Не обращая больше внимания ни на Полозова, ни на Гаршина, он направился к гостям и дружеским жестом пригласил их вместе продолжить осмотр цеха.
Гаршин ринулся за директором и гостями, а Полозов постоял, кусая губы, и побрел к телефону.
Вспоминая, каким одиноким он выглядел в ту минуту, Аня не понимала, как она могла остаться в стороне, почему она тогда не побежала за ним следом, не сказала: ты прав! Не сказала: люблю больше, чем когда бы то ни было! Если можешь — прости.
Она вздрогнула, услыхав шаги. Неужели Алексей?
Но это был Диденко.
Аня встала, чтобы он мог прочитать текст обращения.
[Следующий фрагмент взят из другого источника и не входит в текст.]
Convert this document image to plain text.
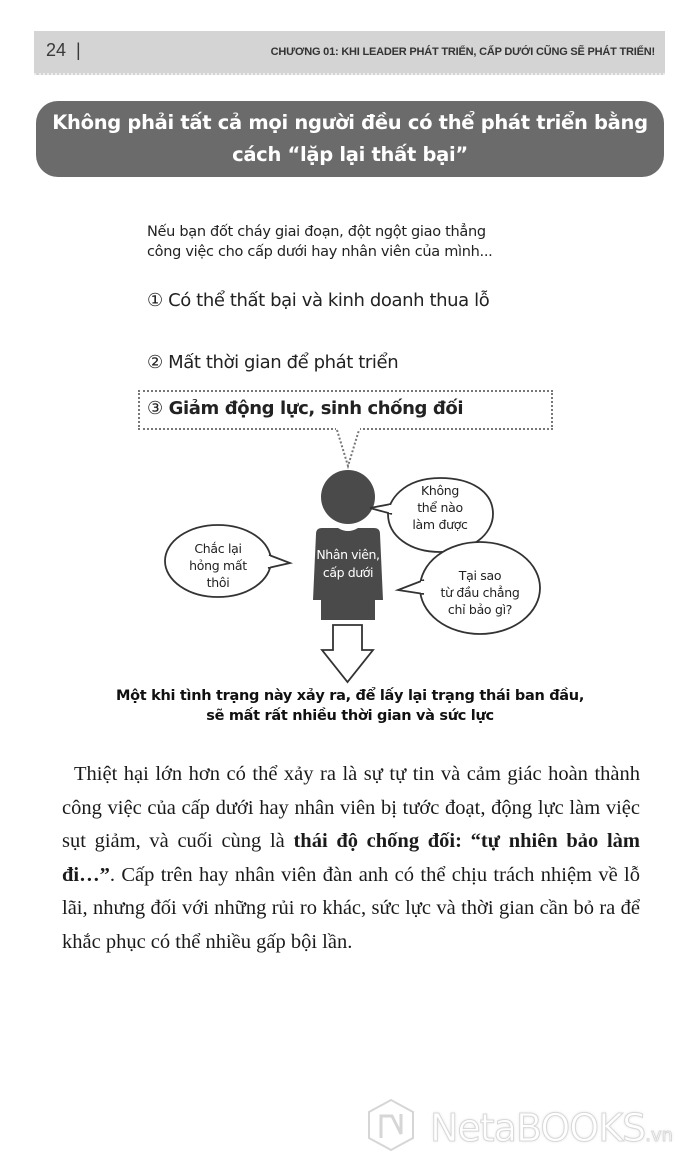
24 |	CHƯƠNG 01: KHI LEADER PHÁT TRIỂN, CẤP DƯỚI CŨNG SẼ PHÁT TRIỂN!
Không phải tất cả mọi người đều có thể phát triển bằng
cách “lặp lại thất bại”
Nếu bạn đốt cháy giai đoạn, đột ngột giao thẳng
công việc cho cấp dưới hay nhân viên của mình...
① Có thể thất bại và kinh doanh thua lỗ
② Mất thời gian để phát triển
③ Giảm động lực, sinh chống đối
Nhân viên,
cấp dưới
Không
thể nào
làm được
Chắc lại
hỏng mất
thôi	Tại sao
từ đầu chẳng
chỉ bảo gì?
Một khi tình trạng này xảy ra, để lấy lại trạng thái ban đầu,
sẽ mất rất nhiều thời gian và sức lực
Thiệt hại lớn hơn có thể xảy ra là sự tự tin và cảm giác hoàn thành công việc của cấp dưới hay nhân viên bị tước đoạt, động lực làm việc sụt giảm, và cuối cùng là thái độ chống đối: “tự nhiên bảo làm đi…”. Cấp trên hay nhân viên đàn anh có thể chịu trách nhiệm về lỗ lãi, nhưng đối với những rủi ro khác, sức lực và thời gian cần bỏ ra để khắc phục có thể nhiều gấp bội lần.
NetaBOOKS.vn
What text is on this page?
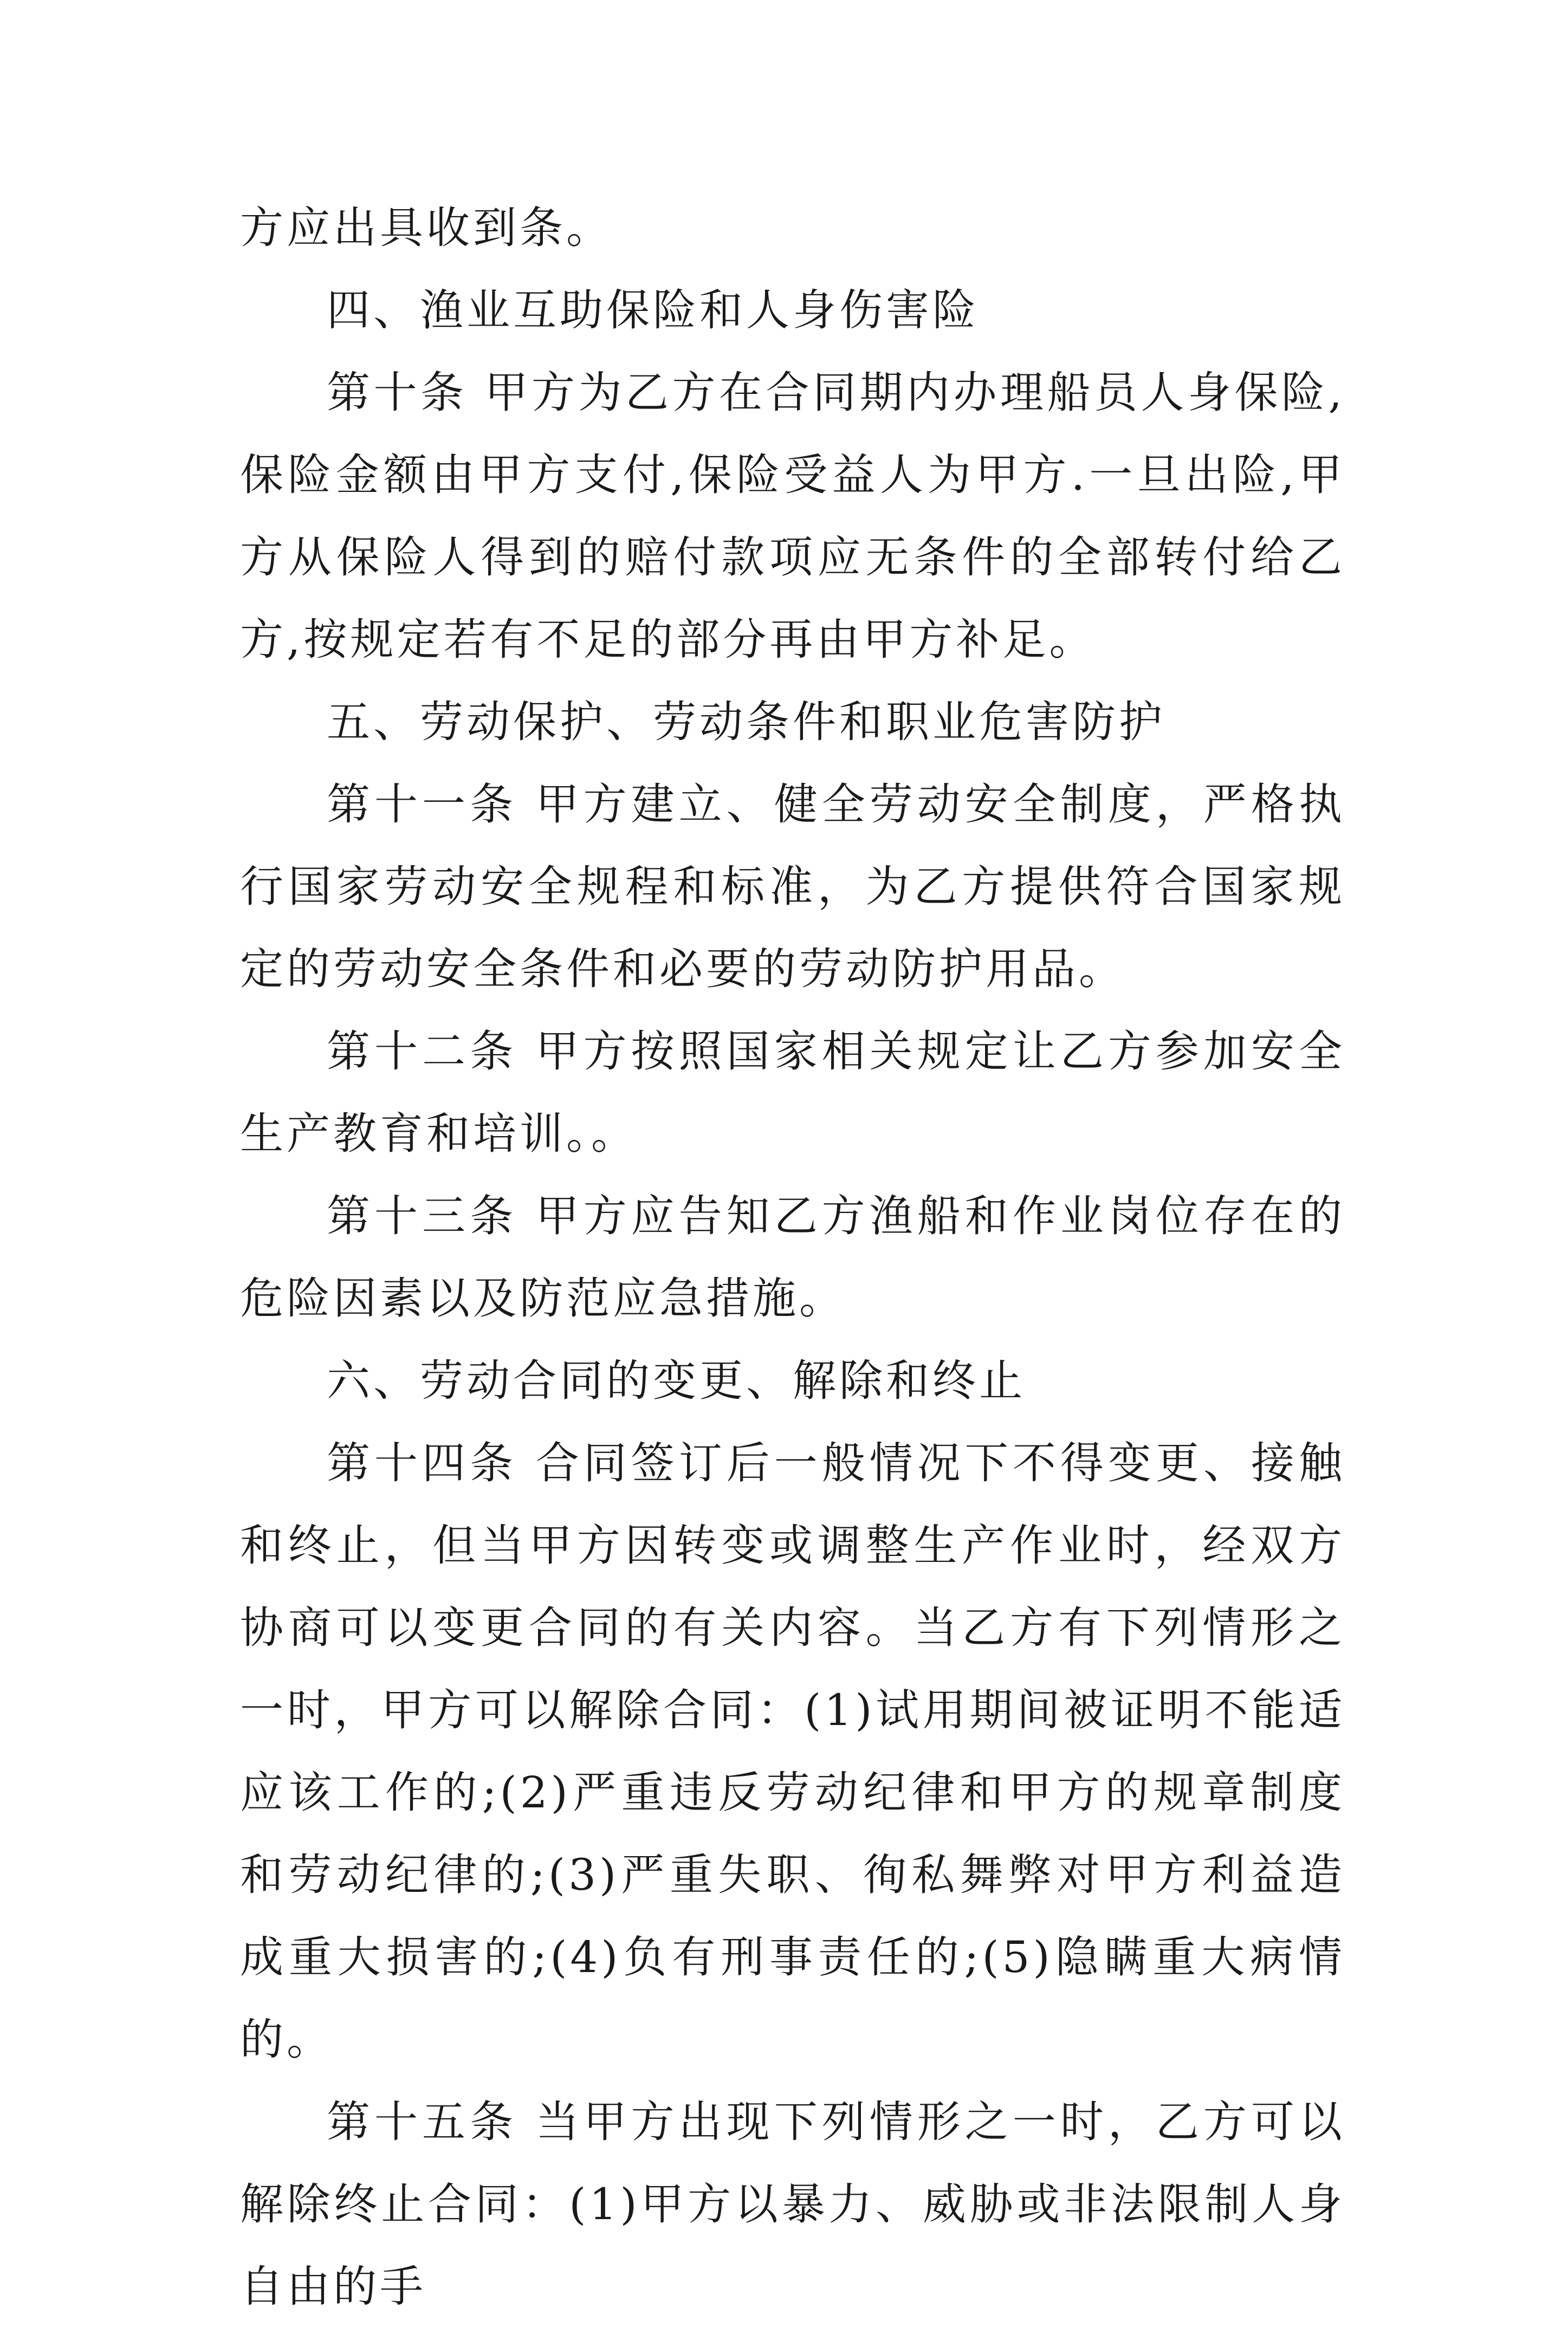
方应出具收到条。

四、渔业互助保险和人身伤害险

第十条 甲方为乙方在合同期内办理船员人身保险,保险金额由甲方支付,保险受益人为甲方.一旦出险,甲方从保险人得到的赔付款项应无条件的全部转付给乙方,按规定若有不足的部分再由甲方补足。

五、劳动保护、劳动条件和职业危害防护

第十一条 甲方建立、健全劳动安全制度，严格执行国家劳动安全规程和标准，为乙方提供符合国家规定的劳动安全条件和必要的劳动防护用品。

第十二条 甲方按照国家相关规定让乙方参加安全生产教育和培训。。

第十三条 甲方应告知乙方渔船和作业岗位存在的危险因素以及防范应急措施。

六、劳动合同的变更、解除和终止

第十四条 合同签订后一般情况下不得变更、接触和终止，但当甲方因转变或调整生产作业时，经双方协商可以变更合同的有关内容。当乙方有下列情形之一时，甲方可以解除合同：(1)试用期间被证明不能适应该工作的;(2)严重违反劳动纪律和甲方的规章制度和劳动纪律的;(3)严重失职、徇私舞弊对甲方利益造成重大损害的;(4)负有刑事责任的;(5)隐瞒重大病情的。

第十五条 当甲方出现下列情形之一时，乙方可以解除终止合同：(1)甲方以暴力、威胁或非法限制人身自由的手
— Сама придумала? — спросил Диденко, одобрив текст.
— Да. Полозов велел выставить к утру.
— Что ж, правильно... — Он вздохнул и карандашом поправил неровно начерченную букву. — Д-да, — проговорил он, — вот как получилось... Значит, если бы не Полозов, вы все так и пошли бы на жульничество?
— Не знаю, как все. Я, Николай Гаврилович, во всяком случае виновата и смягчать свою вину не хочу. Сгоряча я даже не подумала, жульничество это или просто... Ну, не хотелось этого, провала, ведь теперь цех…
Диденко взял кисть, обмакнул ее в банку с краской и ловко выкрасил одну букву.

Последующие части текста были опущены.